L'appunto al vino
di Fernando Pardini
 
 

Il vino:
Forlì IGT Chardonnay Il Tornese 1995 - Drei Donà Tenuta La Palazza

Sotto-zona/cru: Massa di Vecchiazzano (Forlì)

Data assaggi: Ottobre 2001

Il commento:

Te ne staresti lì, ad ammirarlo e rigirarlo, senza nemmeno sfiorarlo, tanto splendente e nitido ti appare nella sua veste gialla piena, sinuosa e grondante, ma non puoi dal momento che lo hai avvicinato al naso ed hai invogliato altri sensi.
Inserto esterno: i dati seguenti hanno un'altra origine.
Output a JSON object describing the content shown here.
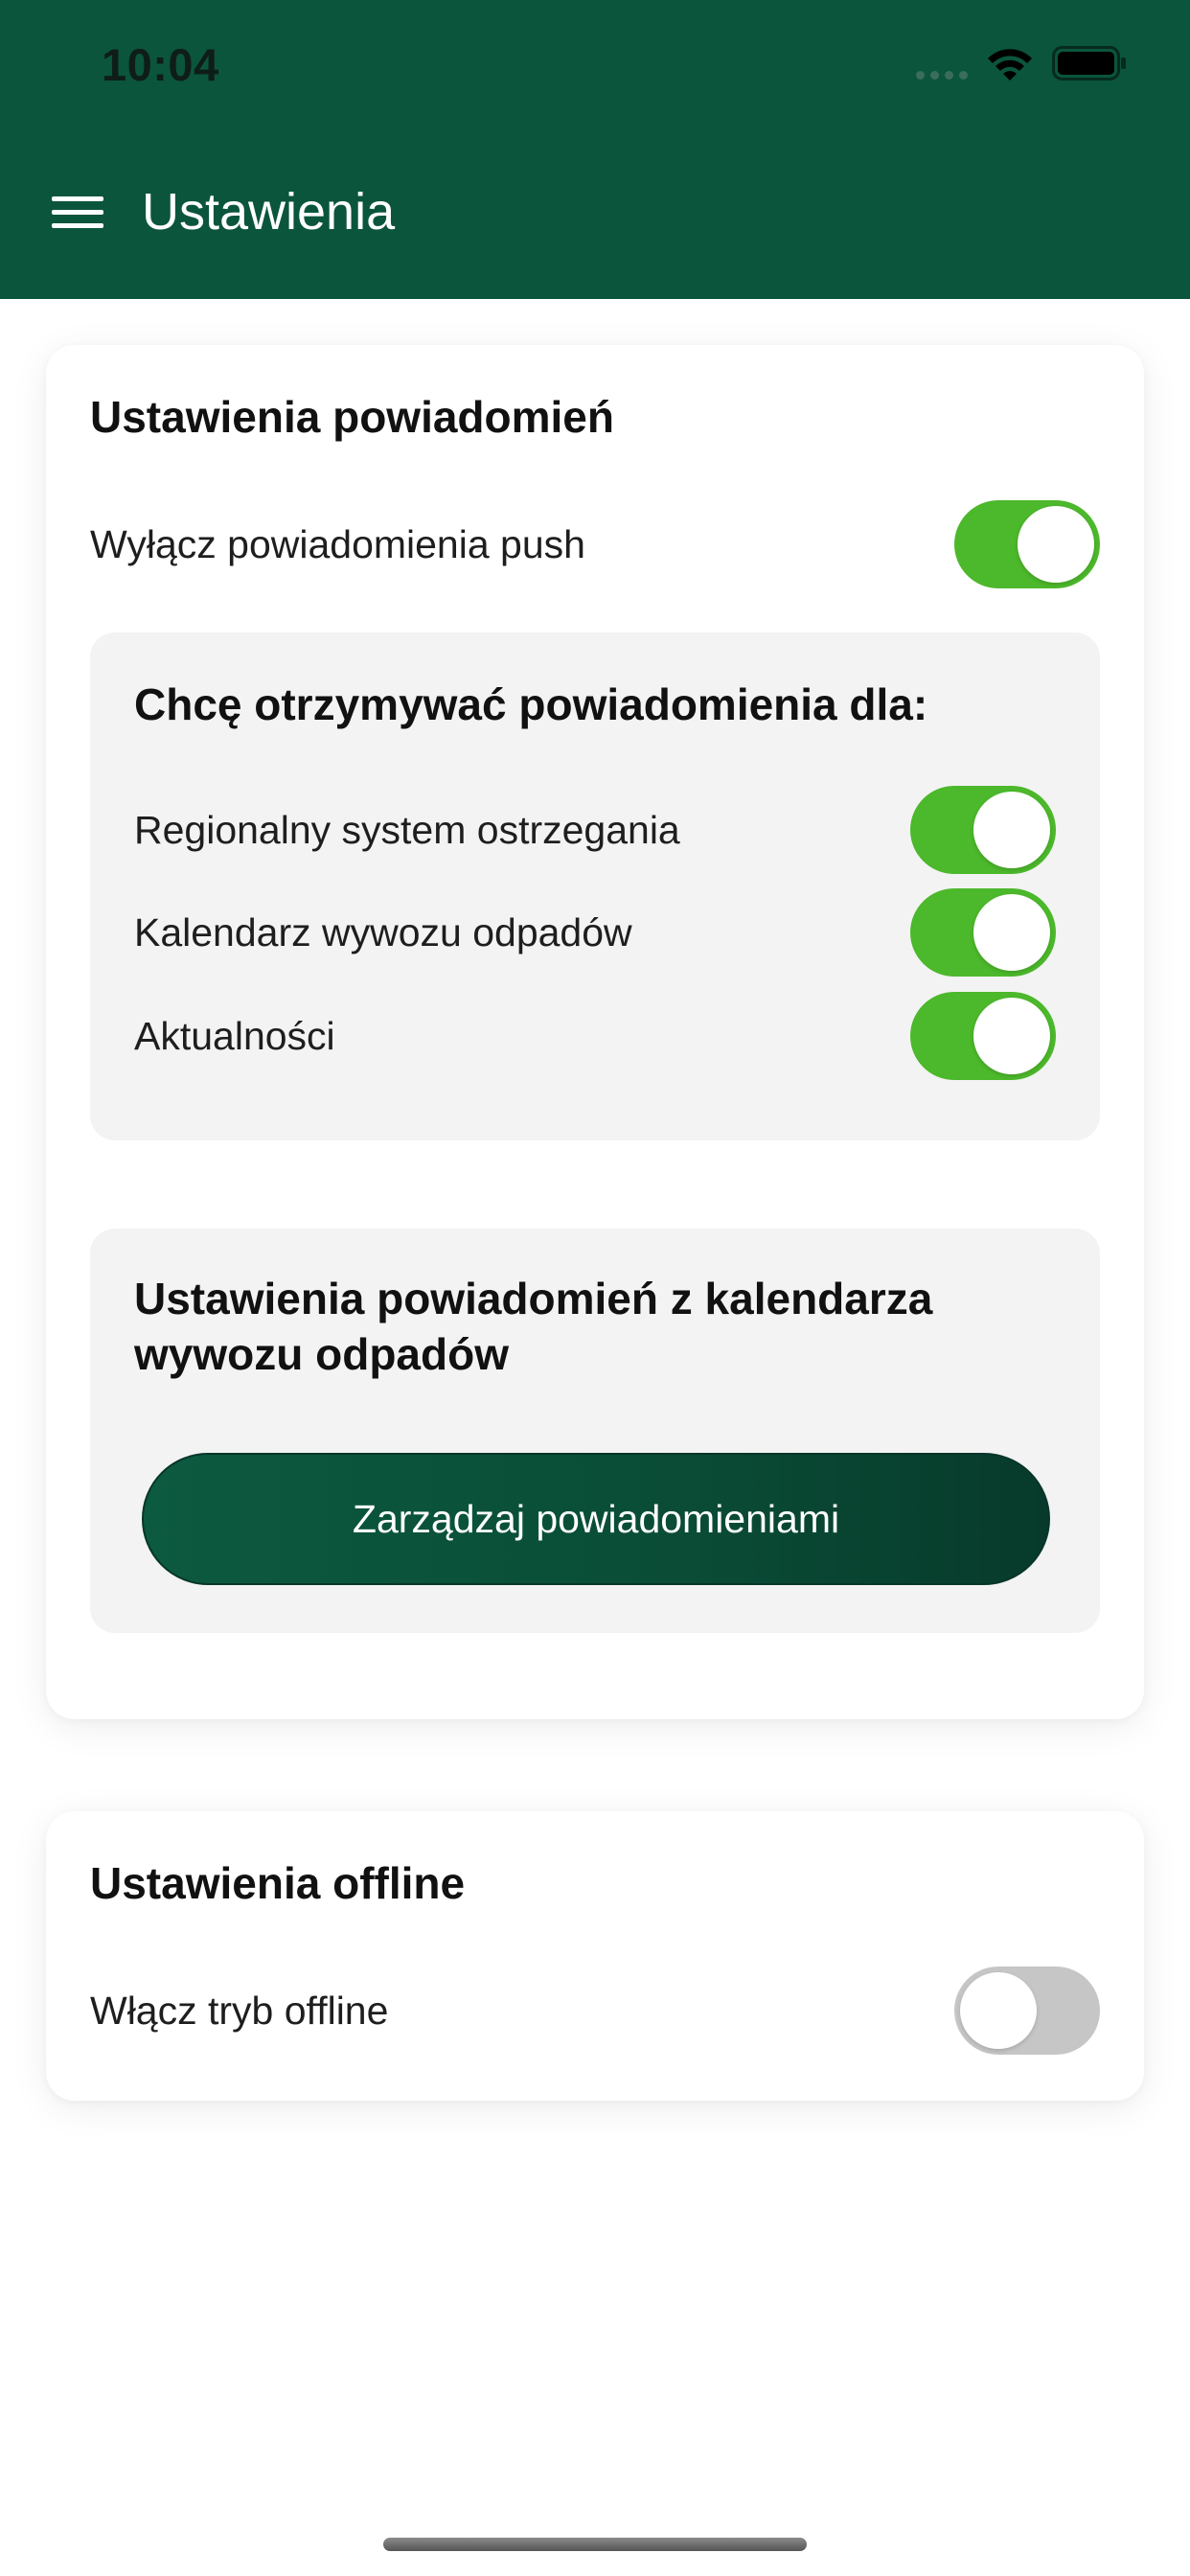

Lo spettro aromatico che ne trai d'impatto è ampio e suadente, sviluppato e fragrante, ed hai un bel daffare a comprenderlo tutto, ci vuole tempo ma il tempo ti ripaga: pesca gialla e polpa d'agrume, sferzate di resina boschiva e sottobosco poi, se li attendi, riconoscimenti fumé, assolutamente fusi, come quelli della scatola di sigari buoni. Ora sì che accarezza l'eccellenza.


In bocca ti sorprende per spessore ed articolazione, per la perfetta rispondenza e per la trama fruttata, per i profondi e fusi aromi di resina, mai smaccati, spremuti dall'intimo abbraccio con il rovere, e lo ammiri pure per il conservato nerbo e per la vivacità, ché non mostra fatiche. Questo forlivese trova oggi, finanche domani, emozionante e lungo sviluppo.

Unisce così in sé i caratteri nordici del fascino e dell'eleganza (mersault?) a uno slancio di fondo, a uno spirito, più mediterraneo, datogli da quel frutto maturo che marca stretto l'impianto e non lo abbandona mai. Ti compiaci a lungo nel finale e ci riprovi, fino all'ultima goccia, bramandone ancora.

Purtroppo arduo da trovare negli scaffali d'Italia, forse forse in qualche ristorante, sta ad un prezzo che vale il viaggio per andarlo a scovare, dovunque sia la meta: sotto le 30mila, anche se forse oggi è da culto e allora...

La chiosa:

Mi disse un giorno il Drei Donà padre, appassionato vero di cavalli (basti pensare ai nomi che ha dato ai suoi vini), del dispiacere - vero pur'esso - a non possedere più alcuna bottiglia di Tornese '95.

I casi della vita vollero che molto più tardi, girovagando per cantine, lo incontrassi sul cammino (il Tornese). Chiaro l'acquisto. Oggi sentivo che era il momento della sfida: io lui e gli amici più cari, al via, insieme.

Dopo che l'ho bevuto mi son sentito come al nastro di partenza. Lui, Il Tornese, al galoppo, mi aveva stracciato e fatto vedere la polvere. Io, ebbro da sconfitta, l'ho proclamato purosangue di razza. Mai sconfitta fu più goduta.